Let's give it a shot.
The Nationals became just the third team in the history of Major League Baseball to hit six home runs in a game on back-to-back nights.
The 1996 Dodgers and 2003 Angels need to move over. They've got company.
The Nats tied a team record for most homers in a game on Tuesday, then went ahead and tied it again on Wednesday.
Since their five-game losing streak, the Nats have outscored their opponents 61-25 over eight games. In that span, which has seen them go 7-1, they're batting a ridiculous .352 with 18 home runs, 12 doubles and a triple.
Adam LaRoche has absolutely caught fire. Over the last two days, he's raised his batting average 10 points and his OPS has jumped 36 points. I guess that'll happen when you go 7-for-8 with three home runs, two walks and five RBIs.
LaRoche has five home runs in his last 18 at-bats.
"You get in a streak like, 'Why can I not do this all the time?' " LaRoche said. "It comes so easy at times. You try to file away that feeling and what you're doing so next time you fall into a rut you can relate back to it, but I don't know."
Bryce Harper hit two more home runs last night, giving him two multi-homer games this season. Both have come in the last eight games.
He now has 17 home runs on the season, passing Ken Griffey Jr. for the most all-time in a single season by a teenager, and is now trailing only Mel Ott (18 homers in 1928) and Tony Conigliaro (24 in 1964).
It's a pretty good day when you can say you've passed Ken Griffey Jr. in a baseball-related category.
Harper is also now the third-youngest player ever to have two multi-homer games; only Ott and Griffey Jr. were younger.
He did it yesterday with his parents in the house; his mother Sheri and father Ron were in town to watch their son play. That had to be pretty cool, right? Homering twice with your parents there to watch it all happen?

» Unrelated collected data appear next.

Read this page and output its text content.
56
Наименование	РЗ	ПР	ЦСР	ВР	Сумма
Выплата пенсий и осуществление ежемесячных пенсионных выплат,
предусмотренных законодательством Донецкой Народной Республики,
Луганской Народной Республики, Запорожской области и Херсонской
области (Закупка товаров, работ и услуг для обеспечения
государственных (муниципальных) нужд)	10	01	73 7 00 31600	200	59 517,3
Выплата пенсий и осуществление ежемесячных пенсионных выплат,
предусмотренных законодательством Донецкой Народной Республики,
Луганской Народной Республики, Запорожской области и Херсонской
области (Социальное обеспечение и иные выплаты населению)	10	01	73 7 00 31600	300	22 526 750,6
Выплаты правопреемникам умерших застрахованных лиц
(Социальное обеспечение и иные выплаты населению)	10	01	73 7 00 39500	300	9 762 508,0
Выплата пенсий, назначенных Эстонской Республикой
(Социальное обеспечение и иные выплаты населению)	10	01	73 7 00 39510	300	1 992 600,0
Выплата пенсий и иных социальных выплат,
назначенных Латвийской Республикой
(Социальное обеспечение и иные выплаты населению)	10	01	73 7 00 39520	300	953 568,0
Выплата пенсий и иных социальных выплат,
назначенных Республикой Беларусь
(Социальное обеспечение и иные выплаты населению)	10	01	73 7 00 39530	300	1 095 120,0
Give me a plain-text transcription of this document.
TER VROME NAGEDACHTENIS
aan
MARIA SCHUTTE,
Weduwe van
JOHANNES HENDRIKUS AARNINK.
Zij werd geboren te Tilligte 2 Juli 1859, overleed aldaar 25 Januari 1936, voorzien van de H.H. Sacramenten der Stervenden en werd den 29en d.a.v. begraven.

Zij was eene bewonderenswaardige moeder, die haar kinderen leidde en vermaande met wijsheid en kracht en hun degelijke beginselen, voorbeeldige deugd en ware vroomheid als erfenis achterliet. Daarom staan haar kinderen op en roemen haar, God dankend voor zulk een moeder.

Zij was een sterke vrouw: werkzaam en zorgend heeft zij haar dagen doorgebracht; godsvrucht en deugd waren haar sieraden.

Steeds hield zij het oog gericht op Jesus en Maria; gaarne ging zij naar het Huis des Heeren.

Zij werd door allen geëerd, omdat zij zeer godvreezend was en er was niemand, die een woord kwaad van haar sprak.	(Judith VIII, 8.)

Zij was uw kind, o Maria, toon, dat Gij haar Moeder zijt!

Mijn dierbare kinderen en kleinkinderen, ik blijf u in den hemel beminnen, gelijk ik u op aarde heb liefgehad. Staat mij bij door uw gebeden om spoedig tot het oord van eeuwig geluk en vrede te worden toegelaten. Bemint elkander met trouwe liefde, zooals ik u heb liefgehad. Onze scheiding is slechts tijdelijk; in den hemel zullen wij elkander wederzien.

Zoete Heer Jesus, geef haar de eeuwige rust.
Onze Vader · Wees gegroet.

"They've seen it a couple times," Harper said nonchalantly after the game.
Harper also walked twice yesterday, showing that he's returned to the patient mindset which he settled into earlier this season. During Harper's mid-season slump, manager Davey Johnson said multiple times that his rookie outfielder was too aggressive at the plate, swinging at offspeed stuff out of the zone instead of forcing pitchers to come to him. Harper agreed. Now he's back to laying off the soft stuff away and turning on pitches when they're in his happy zone.
"We're watching him daily make the adjustments," LaRoche said. "He wants those fastballs to hit, and you're not going to get them when you continue to chase. I do it too. When we continue to go after the sliders or the changeups out of the zone, it just doesn't set up to get the fastball to hit. So you can see him. He's still going back and forth a little bit. He'll have an at-bat every now and then where he gets a little jumpy, but the biggest thing with him I tell him, and we try to preach this as a group, is just to see it. Just slow everything down and see it.
"And when he does that, he's not chasing, he's more patient, he's going to take some walks and in turn he's going to get those fastballs he's been hunting."